For this I have to show 3 things. That:


*

*$p|_{X_0} : X_0 \to B$ is a surjective and continuous function (which can be straight forward since $p$ is a covering space).

*There exist an open set $U$ such that $p^{-1}(U)= \sqcup V_{\alpha} $ with $V_{\alpha} \subset X_0$.

*$p|_{V_{\alpha}} \colon V_{\alpha} \to U$ is a homeomorphism.
Since $p$ is a covering space there already exist a $W$ open set that satisfies 2 and 3 ($W$ is evenly covered).
Can someone help me to structure well the proof.
 A: *

*$p \mid_{X_0}:X_0 \to B$ is certainly continuous, but needn't be surjective. Luckily some definitions (for instance, Hatcher's) do not require this. 
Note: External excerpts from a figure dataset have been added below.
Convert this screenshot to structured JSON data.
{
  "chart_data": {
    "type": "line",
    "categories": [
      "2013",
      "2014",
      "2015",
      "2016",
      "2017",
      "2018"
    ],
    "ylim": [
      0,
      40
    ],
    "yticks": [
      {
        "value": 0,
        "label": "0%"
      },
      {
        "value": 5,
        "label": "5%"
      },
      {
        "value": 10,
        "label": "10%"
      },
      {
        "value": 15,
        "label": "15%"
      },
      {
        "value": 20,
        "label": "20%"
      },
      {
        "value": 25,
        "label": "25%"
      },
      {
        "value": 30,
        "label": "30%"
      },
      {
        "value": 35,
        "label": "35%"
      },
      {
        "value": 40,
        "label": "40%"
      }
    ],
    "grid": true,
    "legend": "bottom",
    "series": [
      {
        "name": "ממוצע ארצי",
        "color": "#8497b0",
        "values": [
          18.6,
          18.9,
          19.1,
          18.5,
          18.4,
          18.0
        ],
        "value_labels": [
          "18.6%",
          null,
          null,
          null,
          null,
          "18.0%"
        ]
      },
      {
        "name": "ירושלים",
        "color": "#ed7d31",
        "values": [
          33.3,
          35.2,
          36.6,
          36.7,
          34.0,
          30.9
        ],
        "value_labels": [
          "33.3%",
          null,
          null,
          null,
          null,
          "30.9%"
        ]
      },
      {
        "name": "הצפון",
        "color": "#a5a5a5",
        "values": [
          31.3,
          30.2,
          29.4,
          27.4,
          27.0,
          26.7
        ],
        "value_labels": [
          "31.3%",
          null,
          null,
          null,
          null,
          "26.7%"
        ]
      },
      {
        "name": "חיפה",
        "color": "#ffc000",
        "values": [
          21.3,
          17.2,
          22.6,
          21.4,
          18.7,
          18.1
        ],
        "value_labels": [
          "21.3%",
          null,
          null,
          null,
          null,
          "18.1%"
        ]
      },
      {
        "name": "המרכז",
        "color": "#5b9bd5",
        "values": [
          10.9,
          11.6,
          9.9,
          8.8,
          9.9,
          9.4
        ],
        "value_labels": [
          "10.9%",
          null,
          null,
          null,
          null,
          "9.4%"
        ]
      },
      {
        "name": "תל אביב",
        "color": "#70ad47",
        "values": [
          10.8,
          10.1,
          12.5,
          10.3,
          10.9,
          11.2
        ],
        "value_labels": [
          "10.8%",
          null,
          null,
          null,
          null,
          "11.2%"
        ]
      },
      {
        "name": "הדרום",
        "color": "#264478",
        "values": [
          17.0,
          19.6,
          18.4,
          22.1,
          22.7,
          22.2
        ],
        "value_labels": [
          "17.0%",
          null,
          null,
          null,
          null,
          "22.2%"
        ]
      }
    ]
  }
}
*I think you mean that for every $b \in B$, there is some open set $U \ni b$ such that $p\mid_{X_0}^{-1}(U)$ is a disjoint union of sets in $X$ each of which is mapped homeomorphically to $U$ by $p\mid_{X_0}$ (I'm combining your 2 and 3).
We already know that such a $U$ exists because $p$ is a covering. By local path connectedness, we can assume that $U$ is path connected (otherwise replace it with a path connected set contained in $U$). Because $p$ is a cover, $p\mid_{X_0}^{-1}(U)$ is a disjoint of sets (as above) intersected with $X_0$. 
Because each copy of $U$ in $p^{-1}(U)$ is path connected, and $X_0$ is path connected, the disjoint sets of $p^{-1}(U)$ that intersect $X_0$ must lie entirely in $X_0$ (fill in details). Then, when we look at the restriction, $p\mid_{X_0}^{-1}(U)$ is a disjoint union of sets in $X$ each of which is mapped homeomorphically to $U$ by $p$, and therefore by $p\mid_{X_0}$, as required.